Kita berusaha mengangkat apa-apa yang
baik, tanpa pernah mengingat yang buruk. Kita dimanjakan dengan keberhasilan
semu, dengan hadirnya banyak monumen. Peristiwa korupsi, kekerasan seksual
terhadap anak, dan kemiskinan bukankah telah menjadi peristiwa besar di negeri
ini yang patut untuk kita monumenkan? Mengenang keburukan bukan berarti hendak
mengulang dan mengagungkannya. Tapi, sebaliknya, sebagai medan kontemplasi
sekaligus koreksi untuk tak jatuh di lubang serupa.
Monumen tak ubahnya simbol yang
mempresentasikan kuatnya masa lalu.
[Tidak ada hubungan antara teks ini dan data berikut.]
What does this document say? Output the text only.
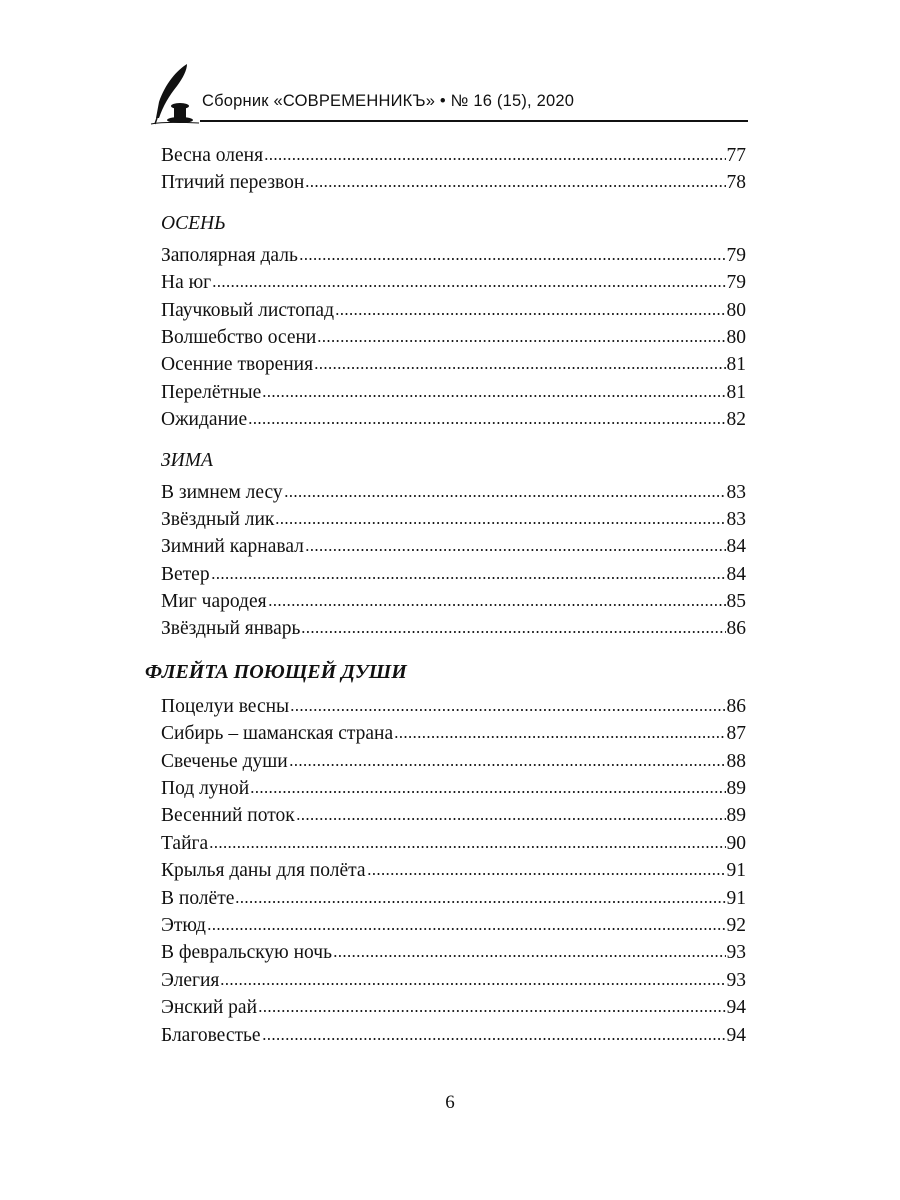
Сборник «СОВРЕМЕННИКЪ» • № 16 (15), 2020
Весна оленя	77
Птичий перезвон	78
ОСЕНЬ
Заполярная даль	79
На юг	79
Паучковый листопад	80
Волшебство осени	80
Осенние творения	81
Перелётные	81
Ожидание	82
ЗИМА
В зимнем лесу	83
Звёздный лик	83
Зимний карнавал	84
Ветер	84
Миг чародея	85
Звёздный январь	86
ФЛЕЙТА ПОЮЩЕЙ ДУШИ
Поцелуи весны	86
Сибирь – шаманская страна	87
Свеченье души	88
Под луной	89
Весенний поток	89
Тайга	90
Крылья даны для полёта	91
В полёте	91
Этюд	92
В февральскую ночь	93
Элегия	93
Энский рай	94
Благовестье	94
6
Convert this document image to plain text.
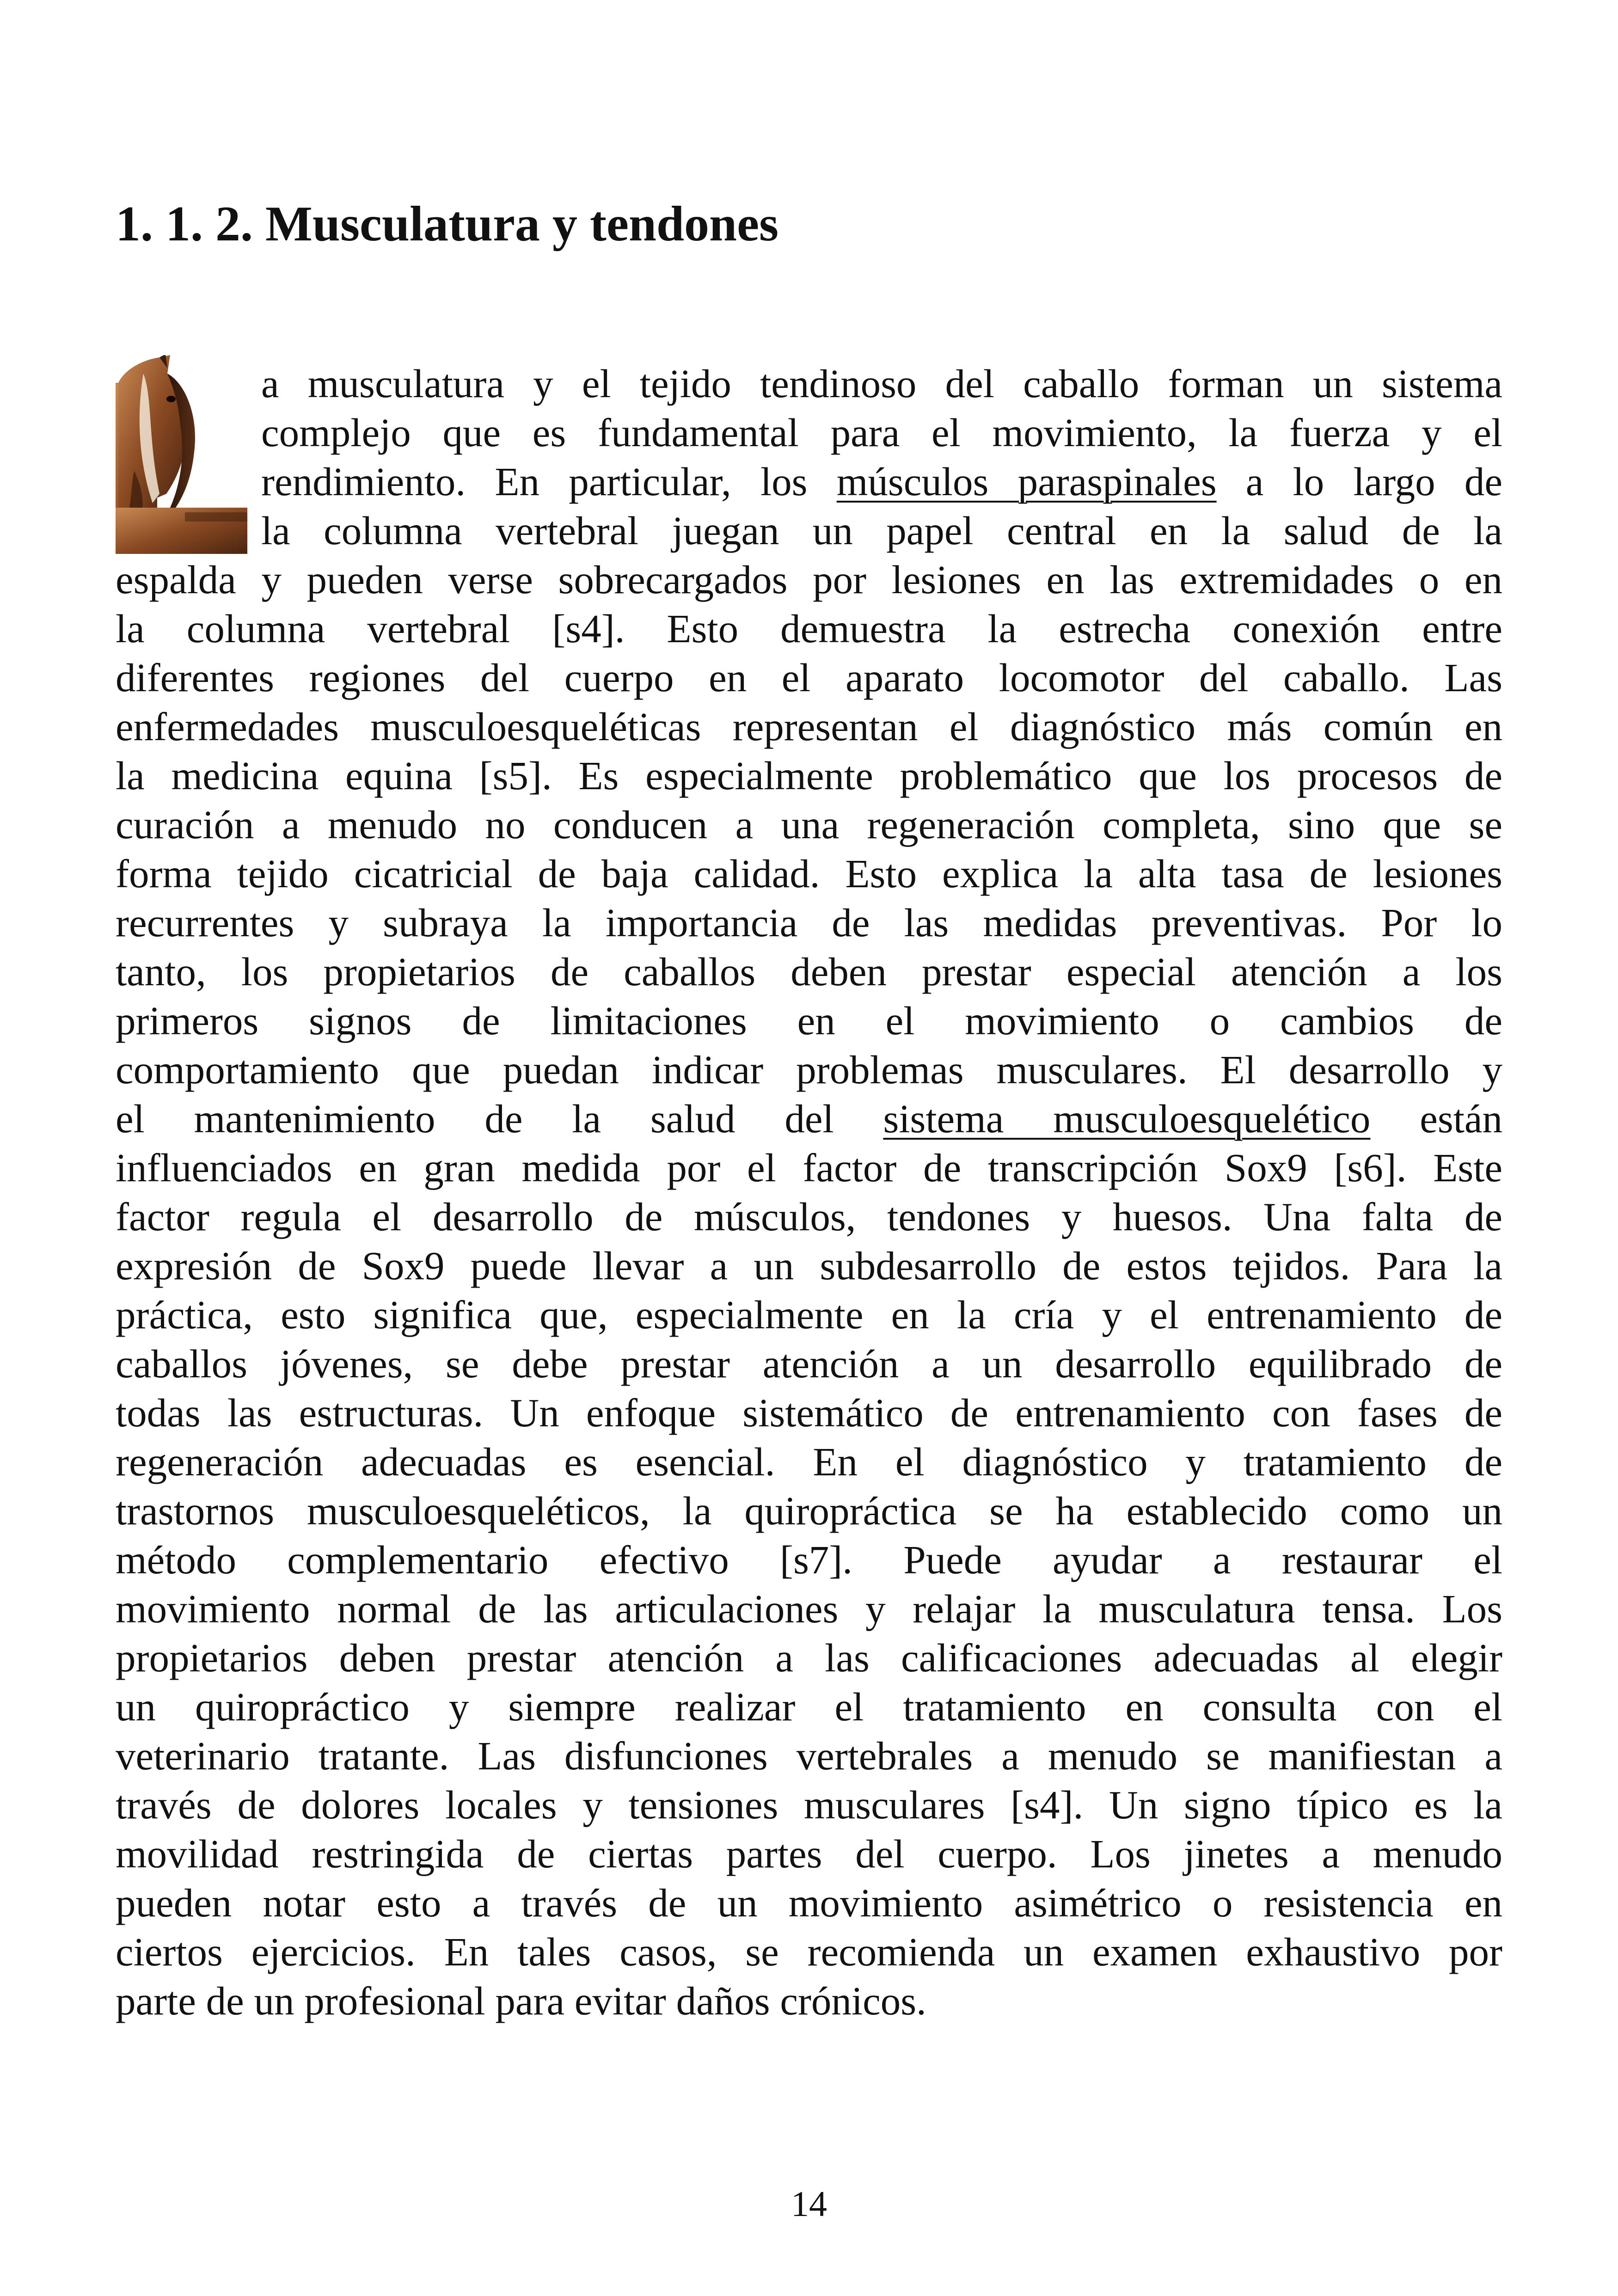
1. 1. 2. Musculatura y tendones

a musculatura y el tejido tendinoso del caballo forman un sistema

complejo que es fundamental para el movimiento, la fuerza y el

rendimiento. En particular, los músculos paraspinales a lo largo de

la columna vertebral juegan un papel central en la salud de la

espalda y pueden verse sobrecargados por lesiones en las extremidades o en

la columna vertebral [s4]. Esto demuestra la estrecha conexión entre

diferentes regiones del cuerpo en el aparato locomotor del caballo. Las

enfermedades musculoesqueléticas representan el diagnóstico más común en

la medicina equina [s5]. Es especialmente problemático que los procesos de

curación a menudo no conducen a una regeneración completa, sino que se

forma tejido cicatricial de baja calidad. Esto explica la alta tasa de lesiones

recurrentes y subraya la importancia de las medidas preventivas. Por lo

tanto, los propietarios de caballos deben prestar especial atención a los

primeros signos de limitaciones en el movimiento o cambios de

comportamiento que puedan indicar problemas musculares. El desarrollo y

el mantenimiento de la salud del sistema musculoesquelético están

influenciados en gran medida por el factor de transcripción Sox9 [s6]. Este

factor regula el desarrollo de músculos, tendones y huesos. Una falta de

expresión de Sox9 puede llevar a un subdesarrollo de estos tejidos. Para la

práctica, esto significa que, especialmente en la cría y el entrenamiento de

caballos jóvenes, se debe prestar atención a un desarrollo equilibrado de

todas las estructuras. Un enfoque sistemático de entrenamiento con fases de

regeneración adecuadas es esencial. En el diagnóstico y tratamiento de

trastornos musculoesqueléticos, la quiropráctica se ha establecido como un

método complementario efectivo [s7]. Puede ayudar a restaurar el

movimiento normal de las articulaciones y relajar la musculatura tensa. Los

propietarios deben prestar atención a las calificaciones adecuadas al elegir

un quiropráctico y siempre realizar el tratamiento en consulta con el

veterinario tratante. Las disfunciones vertebrales a menudo se manifiestan a

través de dolores locales y tensiones musculares [s4]. Un signo típico es la

movilidad restringida de ciertas partes del cuerpo. Los jinetes a menudo

pueden notar esto a través de un movimiento asimétrico o resistencia en

ciertos ejercicios. En tales casos, se recomienda un examen exhaustivo por

parte de un profesional para evitar daños crónicos.

14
Menjelajahi monumen berarti menelisik
peristiwa besar yang pernah terjadi di negeri ini. Monumen mengekalkan kuasa
seorang penguasa. Sukarno dan Soeharto adalah bapak monumen Indonesia, banyak
membangun, dan membekukan sebuah kisah. Patung-patung para pahlawan bertebaran,
peristiwa sakral diabadikan lewat monumen. Masyarakat diharapkan melek sejarah
dengan melihat dan menziarahi monumen.
Namun banyak monumen yang telah beralih
fungsi menjadi tempat pelancongan dan bisnis pariwisata. Masyarakat abai dalam
membaca sejarah. Monumen adalah tempat menyenangkan untuk berfoto ria dan
memadu kasih para pemuda-pemudi. Monumen kehilangan kesakralannya. Sejak awal
kita sudah dibiasakan melihat monumen sebagai simbol atas keberhasilan dan
kesuksesan. Akibatnya, kita jarang menitikkan air mata kala pergi ke monumen.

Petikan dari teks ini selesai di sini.